Vesak, also known as Buddha Day or Buddha’s birthday, celebrates the birth, enlightenment and death of Buddha. Some Buddhists celebrate Vesak by going to a temple before the sun rises to raise the Buddhist flag (below.) They then sing hymns about the holy “triple gem”, which is made up of the Buddha, his teaching and his disciples. Vesak usually takes place in May.
Some Buddhists may bring flowers and candles to put at the feet of their teacher. This is meant to remind Buddhists that as the beautiful flowers decay after a few days and the candles burn out, life also has decay and destruction. Buddhists are asked to pledge to avoid killing of any mind. In Vesak, some eat vegetarian food for the day in order to carry out this pledge.
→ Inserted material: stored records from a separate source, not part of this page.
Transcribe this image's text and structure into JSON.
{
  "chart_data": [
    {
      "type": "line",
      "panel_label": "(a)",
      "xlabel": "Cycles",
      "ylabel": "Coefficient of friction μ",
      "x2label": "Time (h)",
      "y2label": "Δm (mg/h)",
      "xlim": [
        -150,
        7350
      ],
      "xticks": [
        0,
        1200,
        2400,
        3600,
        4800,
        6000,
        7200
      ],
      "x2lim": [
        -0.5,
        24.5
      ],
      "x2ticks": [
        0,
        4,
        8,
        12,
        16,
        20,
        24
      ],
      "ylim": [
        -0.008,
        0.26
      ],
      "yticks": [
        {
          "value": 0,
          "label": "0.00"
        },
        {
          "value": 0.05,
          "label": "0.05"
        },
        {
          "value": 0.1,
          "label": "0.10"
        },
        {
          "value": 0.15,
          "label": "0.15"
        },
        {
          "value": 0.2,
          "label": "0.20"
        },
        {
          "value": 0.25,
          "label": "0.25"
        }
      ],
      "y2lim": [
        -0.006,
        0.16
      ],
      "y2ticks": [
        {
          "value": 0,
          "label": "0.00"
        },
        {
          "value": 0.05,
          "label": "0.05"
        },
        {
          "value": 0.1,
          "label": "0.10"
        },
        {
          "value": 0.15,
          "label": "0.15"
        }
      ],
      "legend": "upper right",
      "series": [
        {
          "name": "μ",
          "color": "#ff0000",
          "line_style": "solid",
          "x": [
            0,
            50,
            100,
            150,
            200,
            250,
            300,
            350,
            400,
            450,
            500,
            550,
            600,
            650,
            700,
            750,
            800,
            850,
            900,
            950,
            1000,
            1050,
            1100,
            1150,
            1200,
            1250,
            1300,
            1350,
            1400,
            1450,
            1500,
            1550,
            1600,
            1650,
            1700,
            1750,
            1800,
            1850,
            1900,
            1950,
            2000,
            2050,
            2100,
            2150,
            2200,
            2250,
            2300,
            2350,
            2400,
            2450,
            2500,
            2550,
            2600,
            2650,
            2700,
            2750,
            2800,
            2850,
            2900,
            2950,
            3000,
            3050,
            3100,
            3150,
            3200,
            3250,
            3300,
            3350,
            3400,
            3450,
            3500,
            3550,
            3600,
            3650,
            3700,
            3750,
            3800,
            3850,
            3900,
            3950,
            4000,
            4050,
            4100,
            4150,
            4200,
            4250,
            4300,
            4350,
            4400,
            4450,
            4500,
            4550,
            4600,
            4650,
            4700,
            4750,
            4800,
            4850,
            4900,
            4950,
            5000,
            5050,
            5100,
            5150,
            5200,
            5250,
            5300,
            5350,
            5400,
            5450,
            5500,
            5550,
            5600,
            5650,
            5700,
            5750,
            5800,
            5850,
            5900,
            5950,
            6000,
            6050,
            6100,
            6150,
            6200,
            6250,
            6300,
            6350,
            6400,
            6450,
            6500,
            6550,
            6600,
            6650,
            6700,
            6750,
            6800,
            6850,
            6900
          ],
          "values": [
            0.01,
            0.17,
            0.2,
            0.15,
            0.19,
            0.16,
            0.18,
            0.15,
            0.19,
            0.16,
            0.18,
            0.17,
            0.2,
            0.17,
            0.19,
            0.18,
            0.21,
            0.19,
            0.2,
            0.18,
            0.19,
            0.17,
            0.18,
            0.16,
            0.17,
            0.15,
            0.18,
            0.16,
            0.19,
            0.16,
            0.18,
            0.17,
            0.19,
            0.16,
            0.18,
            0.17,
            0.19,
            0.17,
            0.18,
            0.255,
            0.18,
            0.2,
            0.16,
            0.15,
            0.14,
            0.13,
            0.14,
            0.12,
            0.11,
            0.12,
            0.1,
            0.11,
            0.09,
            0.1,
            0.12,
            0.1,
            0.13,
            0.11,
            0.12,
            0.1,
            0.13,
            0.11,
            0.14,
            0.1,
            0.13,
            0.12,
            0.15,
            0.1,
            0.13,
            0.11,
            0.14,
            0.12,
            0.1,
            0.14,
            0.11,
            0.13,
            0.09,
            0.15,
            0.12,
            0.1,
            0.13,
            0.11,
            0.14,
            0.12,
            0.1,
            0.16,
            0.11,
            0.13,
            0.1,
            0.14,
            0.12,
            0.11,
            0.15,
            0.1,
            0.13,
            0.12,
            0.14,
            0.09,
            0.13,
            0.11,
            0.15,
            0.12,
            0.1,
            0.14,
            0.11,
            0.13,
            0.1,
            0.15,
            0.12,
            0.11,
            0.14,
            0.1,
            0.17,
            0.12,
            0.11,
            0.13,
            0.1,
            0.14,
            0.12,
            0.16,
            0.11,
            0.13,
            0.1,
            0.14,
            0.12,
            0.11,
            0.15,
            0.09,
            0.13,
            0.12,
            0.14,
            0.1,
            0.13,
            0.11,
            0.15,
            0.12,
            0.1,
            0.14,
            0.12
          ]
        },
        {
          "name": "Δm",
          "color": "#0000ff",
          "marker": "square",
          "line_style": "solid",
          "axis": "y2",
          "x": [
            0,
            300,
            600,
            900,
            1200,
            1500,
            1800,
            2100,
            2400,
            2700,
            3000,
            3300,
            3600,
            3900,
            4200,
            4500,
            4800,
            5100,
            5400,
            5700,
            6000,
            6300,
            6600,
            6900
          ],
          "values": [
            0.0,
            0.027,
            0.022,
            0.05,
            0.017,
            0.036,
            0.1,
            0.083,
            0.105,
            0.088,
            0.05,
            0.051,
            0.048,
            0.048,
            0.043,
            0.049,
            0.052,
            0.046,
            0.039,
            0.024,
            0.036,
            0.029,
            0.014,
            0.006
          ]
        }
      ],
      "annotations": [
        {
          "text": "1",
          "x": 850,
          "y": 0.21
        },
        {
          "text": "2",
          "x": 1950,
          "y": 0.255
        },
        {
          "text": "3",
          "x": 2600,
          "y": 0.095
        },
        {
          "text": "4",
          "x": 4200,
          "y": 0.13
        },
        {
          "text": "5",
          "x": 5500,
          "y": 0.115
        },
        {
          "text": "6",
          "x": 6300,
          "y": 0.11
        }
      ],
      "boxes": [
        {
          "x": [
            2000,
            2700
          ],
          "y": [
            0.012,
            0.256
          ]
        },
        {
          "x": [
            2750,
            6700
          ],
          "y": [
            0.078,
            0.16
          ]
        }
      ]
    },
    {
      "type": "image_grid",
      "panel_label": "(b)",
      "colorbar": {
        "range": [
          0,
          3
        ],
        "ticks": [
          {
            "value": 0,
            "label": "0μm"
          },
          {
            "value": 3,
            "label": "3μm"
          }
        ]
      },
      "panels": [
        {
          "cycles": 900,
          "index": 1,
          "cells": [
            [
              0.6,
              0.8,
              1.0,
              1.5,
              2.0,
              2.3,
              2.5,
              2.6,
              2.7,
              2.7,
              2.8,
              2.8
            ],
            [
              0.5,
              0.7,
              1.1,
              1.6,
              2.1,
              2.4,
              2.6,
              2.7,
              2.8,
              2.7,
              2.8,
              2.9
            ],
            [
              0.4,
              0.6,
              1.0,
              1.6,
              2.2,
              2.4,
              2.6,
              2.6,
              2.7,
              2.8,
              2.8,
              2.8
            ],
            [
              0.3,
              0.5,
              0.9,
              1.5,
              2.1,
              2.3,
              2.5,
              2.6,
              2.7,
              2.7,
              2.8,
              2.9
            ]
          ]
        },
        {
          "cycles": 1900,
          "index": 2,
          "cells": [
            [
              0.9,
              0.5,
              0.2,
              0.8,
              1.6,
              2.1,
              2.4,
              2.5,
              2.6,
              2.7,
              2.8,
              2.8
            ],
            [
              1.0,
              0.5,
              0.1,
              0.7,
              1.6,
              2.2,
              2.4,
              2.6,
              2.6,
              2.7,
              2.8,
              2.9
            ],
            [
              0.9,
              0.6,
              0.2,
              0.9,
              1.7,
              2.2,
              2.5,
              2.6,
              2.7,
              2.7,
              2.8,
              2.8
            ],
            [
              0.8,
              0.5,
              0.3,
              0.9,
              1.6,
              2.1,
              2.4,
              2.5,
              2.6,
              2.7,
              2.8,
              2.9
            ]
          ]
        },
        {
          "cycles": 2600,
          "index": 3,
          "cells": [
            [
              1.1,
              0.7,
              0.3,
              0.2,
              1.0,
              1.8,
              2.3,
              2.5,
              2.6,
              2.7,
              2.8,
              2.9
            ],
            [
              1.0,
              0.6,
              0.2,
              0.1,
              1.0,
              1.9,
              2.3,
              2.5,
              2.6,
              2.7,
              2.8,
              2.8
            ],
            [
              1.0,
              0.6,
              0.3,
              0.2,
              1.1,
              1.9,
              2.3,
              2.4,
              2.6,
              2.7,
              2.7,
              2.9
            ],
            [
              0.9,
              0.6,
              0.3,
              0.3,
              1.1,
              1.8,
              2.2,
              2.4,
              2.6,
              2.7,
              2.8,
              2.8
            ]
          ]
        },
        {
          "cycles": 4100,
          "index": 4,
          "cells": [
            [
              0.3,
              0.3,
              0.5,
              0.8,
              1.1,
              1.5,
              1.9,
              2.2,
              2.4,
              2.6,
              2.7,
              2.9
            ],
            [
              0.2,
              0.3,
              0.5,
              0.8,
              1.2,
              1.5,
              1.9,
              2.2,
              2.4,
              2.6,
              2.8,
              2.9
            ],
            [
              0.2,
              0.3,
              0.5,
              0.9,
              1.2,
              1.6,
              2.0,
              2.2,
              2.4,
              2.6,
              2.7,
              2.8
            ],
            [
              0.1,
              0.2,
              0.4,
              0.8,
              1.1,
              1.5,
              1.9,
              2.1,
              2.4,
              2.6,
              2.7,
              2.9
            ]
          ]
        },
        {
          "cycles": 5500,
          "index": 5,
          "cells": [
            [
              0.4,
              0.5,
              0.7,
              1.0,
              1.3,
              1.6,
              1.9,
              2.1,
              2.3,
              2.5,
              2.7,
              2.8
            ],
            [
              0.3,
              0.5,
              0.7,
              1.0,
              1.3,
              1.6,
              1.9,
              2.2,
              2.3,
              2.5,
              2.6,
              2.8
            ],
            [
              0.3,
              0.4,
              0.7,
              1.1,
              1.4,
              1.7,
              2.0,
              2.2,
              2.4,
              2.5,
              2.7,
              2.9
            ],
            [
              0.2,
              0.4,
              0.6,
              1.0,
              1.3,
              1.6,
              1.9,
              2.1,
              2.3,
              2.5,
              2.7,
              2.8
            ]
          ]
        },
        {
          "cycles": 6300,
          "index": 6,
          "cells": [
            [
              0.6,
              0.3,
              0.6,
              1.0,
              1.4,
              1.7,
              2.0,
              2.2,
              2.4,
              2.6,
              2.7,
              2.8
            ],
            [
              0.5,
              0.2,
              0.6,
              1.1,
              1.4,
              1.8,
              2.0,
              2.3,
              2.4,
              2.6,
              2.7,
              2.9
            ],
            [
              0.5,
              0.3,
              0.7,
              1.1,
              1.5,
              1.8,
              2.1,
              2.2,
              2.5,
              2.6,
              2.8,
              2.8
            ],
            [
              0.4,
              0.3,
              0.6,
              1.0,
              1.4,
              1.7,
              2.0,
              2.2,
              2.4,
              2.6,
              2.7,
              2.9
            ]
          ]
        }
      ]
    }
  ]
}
In some countries, slaughter houses are closed by the government for two days.
Birds, insects and animals are released in a symbolic act of freedom to those who are in captivity, in prison and being tortured. This is banned in some countries as it may damage local habitats.
Celebrating Vesak can also mean trying to bring happiness to old people, the disabled and the sick. Many Buddhists give money to charities that help the less fortunate. It is also a great time of happiness, which is expressed by decorating temples and painting moments from Buddha’s life. Some Buddhists provide vegetarian food and drink to those who visit the temple to pray to Buddha.
The 8 precepts
A few Buddhists will wear a simple white dress and spend the day in temples in order to carry out the eight precepts. They are a list of rules that are followed by Buddhists on religious festivals, which are:
- To observe the rule of abstinence from taking life.
- To observe the rule of abstinence from taking what is not given.
- To observe the rule of abstinence from unchastity.
- To observe the rule of abstinence from false speech.
- To observe the rule of abstinence from intoxicants which cause a careless frame of mind.
- To observe the rule of abstinence from taking food at the wrong time.
- To observe the rule of abstinence from dancing, music, visiting shows, flowers, make-up, the wearing of ornaments and decoration.
- To observe the rule of abstinence from a tall, high sleeping place.